VI

Le 8 décembre, la 25e armée du lieutenant-général Tomoyuki Yamashima débarquait dans la péninsule malaise, alors qu’on s’attendait à les voir en Birmanie pour couper la route du ravitaillement de la Chine. Une heure après, soit le 7 décembre à 7 h 53, une première vague de 183 avions japonais larguait leurs premiers obus sur la base américaine de Pearl Harbor, deux autres suivirent. La guerre du Pacifique débutait sur un paradoxe temporel où des événements simultanés eurent lieu à un jour d’intervalle[5] ! Le même jour, le 8 décembre cette fois-ci, 27 bombardiers japonais réussirent une attaque-surprise contre l’aéroport de Clark Field, clouant la plupart des superforteresses américaines sur le sol, tandis que des troupes débarquaient sur l’île de Bataan.

L’invasion des Philippines commençait. Les Occidentaux étaient incapables de résister. Le désastre de Pearl Harbor fut colossal : plus de deux mille morts et autant de blessés, huit cuirassés et deux cents avions hors de combat.
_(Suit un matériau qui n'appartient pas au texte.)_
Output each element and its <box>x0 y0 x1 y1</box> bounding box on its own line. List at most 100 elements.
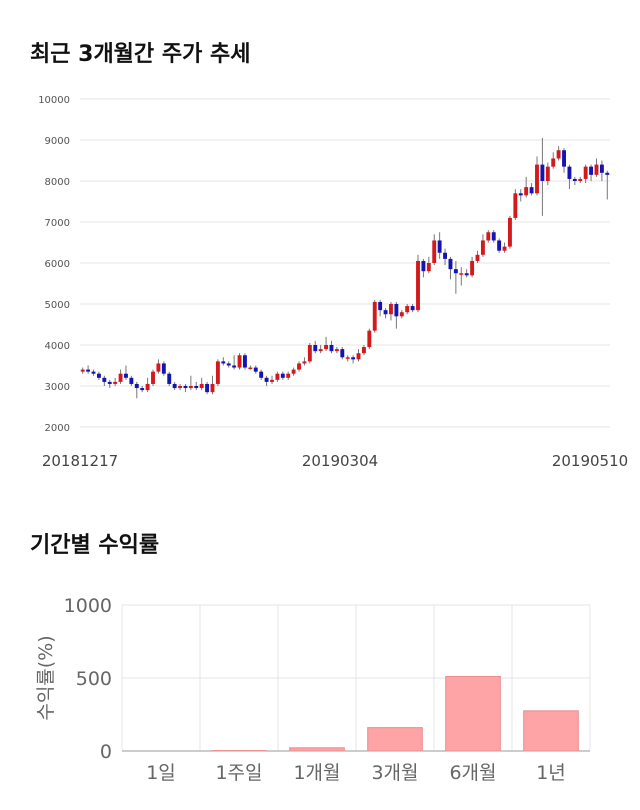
candle <box>151 369 155 386</box>
candle <box>540 137 545 216</box>
candle <box>605 170 610 200</box>
candle-body <box>361 347 366 354</box>
candle <box>270 375 274 384</box>
candle <box>545 162 550 186</box>
candle-body <box>259 371 264 378</box>
x-date-label: 20181217 <box>42 452 118 470</box>
candle <box>453 260 458 294</box>
candle <box>518 189 523 202</box>
candle <box>480 234 485 257</box>
candle-body <box>545 166 550 181</box>
candle <box>367 328 372 350</box>
candle-body <box>237 355 242 368</box>
candle <box>145 377 150 393</box>
candle-body <box>134 383 139 389</box>
candle <box>248 365 253 370</box>
candle <box>562 148 566 173</box>
candle <box>243 353 247 370</box>
candle-body <box>491 232 496 241</box>
candle-body <box>459 273 464 275</box>
candle-body <box>172 383 177 389</box>
candle-body <box>443 252 447 259</box>
candle-body <box>194 386 199 389</box>
candle-body <box>524 187 529 196</box>
candle-body <box>448 258 453 270</box>
candle-body <box>205 383 210 393</box>
candle <box>205 381 210 395</box>
y-tick-label: 1000 <box>64 595 112 617</box>
candle <box>167 371 172 386</box>
candle <box>508 215 512 249</box>
candle <box>529 183 534 196</box>
candle-body <box>540 164 545 181</box>
candle <box>459 267 464 286</box>
candle <box>118 369 123 384</box>
candle-body <box>599 164 604 173</box>
y-tick-label: 10000 <box>38 95 70 106</box>
candle <box>275 371 280 382</box>
candle-body <box>183 386 188 389</box>
candle-body <box>399 312 404 317</box>
candle-body <box>351 357 356 360</box>
candle-body <box>486 232 491 241</box>
candle <box>394 301 399 329</box>
candle-body <box>118 373 123 382</box>
y-tick-label: 7000 <box>45 218 70 229</box>
candle <box>378 299 383 317</box>
candle <box>443 248 447 266</box>
candle-body <box>518 193 523 196</box>
candle-body <box>497 240 502 251</box>
candle-body <box>567 166 572 179</box>
y-axis-label: 수익률(%) <box>35 635 57 720</box>
candle-body <box>416 260 420 311</box>
candle-body <box>572 178 577 181</box>
candle-body <box>91 371 96 374</box>
candle-body <box>378 301 383 311</box>
candle-body <box>556 150 561 159</box>
candle-body <box>307 345 312 362</box>
candle <box>340 347 345 360</box>
y-tick-label: 500 <box>76 668 112 690</box>
candle <box>134 381 139 399</box>
candle-body <box>421 260 426 272</box>
candle-body <box>367 330 372 348</box>
candle-body <box>107 381 112 384</box>
candle-body <box>221 361 226 364</box>
candle-body <box>394 304 399 317</box>
candle <box>594 158 599 177</box>
candle-body <box>605 172 610 175</box>
candle-body <box>313 345 318 352</box>
candle-body <box>226 363 231 366</box>
candle-body <box>324 345 329 350</box>
candle <box>313 340 318 354</box>
candle <box>161 361 166 376</box>
candle <box>86 365 91 374</box>
candle <box>345 355 350 362</box>
candle-body <box>318 349 323 352</box>
x-category-label: 1년 <box>536 762 566 784</box>
candle-body <box>470 260 475 276</box>
candle-body <box>270 379 274 382</box>
candle-body <box>167 373 172 384</box>
candle <box>589 164 594 181</box>
y-tick-label: 2000 <box>45 423 70 434</box>
candle <box>113 377 118 386</box>
candle-body <box>161 363 166 374</box>
candle-body <box>129 377 134 384</box>
candle-body <box>513 193 518 218</box>
y-tick-label: 6000 <box>45 259 70 270</box>
return-bar-chart: 1000 500 0 수익률(%) 1일 1주일 1개월 3개월 6개월 1년 <box>35 595 591 784</box>
candle <box>583 164 588 184</box>
candle <box>107 379 112 389</box>
candle-body <box>210 383 215 393</box>
candle-body <box>432 240 437 263</box>
candle <box>259 369 264 380</box>
x-date-label: 20190510 <box>552 452 628 470</box>
y-tick-label: 5000 <box>45 300 70 311</box>
candle-body <box>286 373 291 378</box>
candle <box>556 146 561 161</box>
candle-body <box>232 365 237 368</box>
candle-body <box>145 383 150 391</box>
candle-body <box>356 353 361 360</box>
bar <box>445 676 501 752</box>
En Malaisie, les forces britanniques refluèrent vers Singapour, le Gibraltar de l’Asie, la perle de l’Orient, qui tomba le 14 février. La fière Albion gisait dans ce port avec ses épaves de puissants paquebots, ses redoutables torpilleurs en flamme, son aviation écrasée au sol ou détruite dans les airs, ses rues commerçantes dévastées. Cent trente mille soldats prisonniers rejoignirent les camps de la jungle pour y mourir à petit feu. Sumatra et l’île de Java se rendirent le 12 mars, les Néerlandais virent la chute de Bornéo et ses champs de pétrole en avril. La porte vers l’Australie était ouverte.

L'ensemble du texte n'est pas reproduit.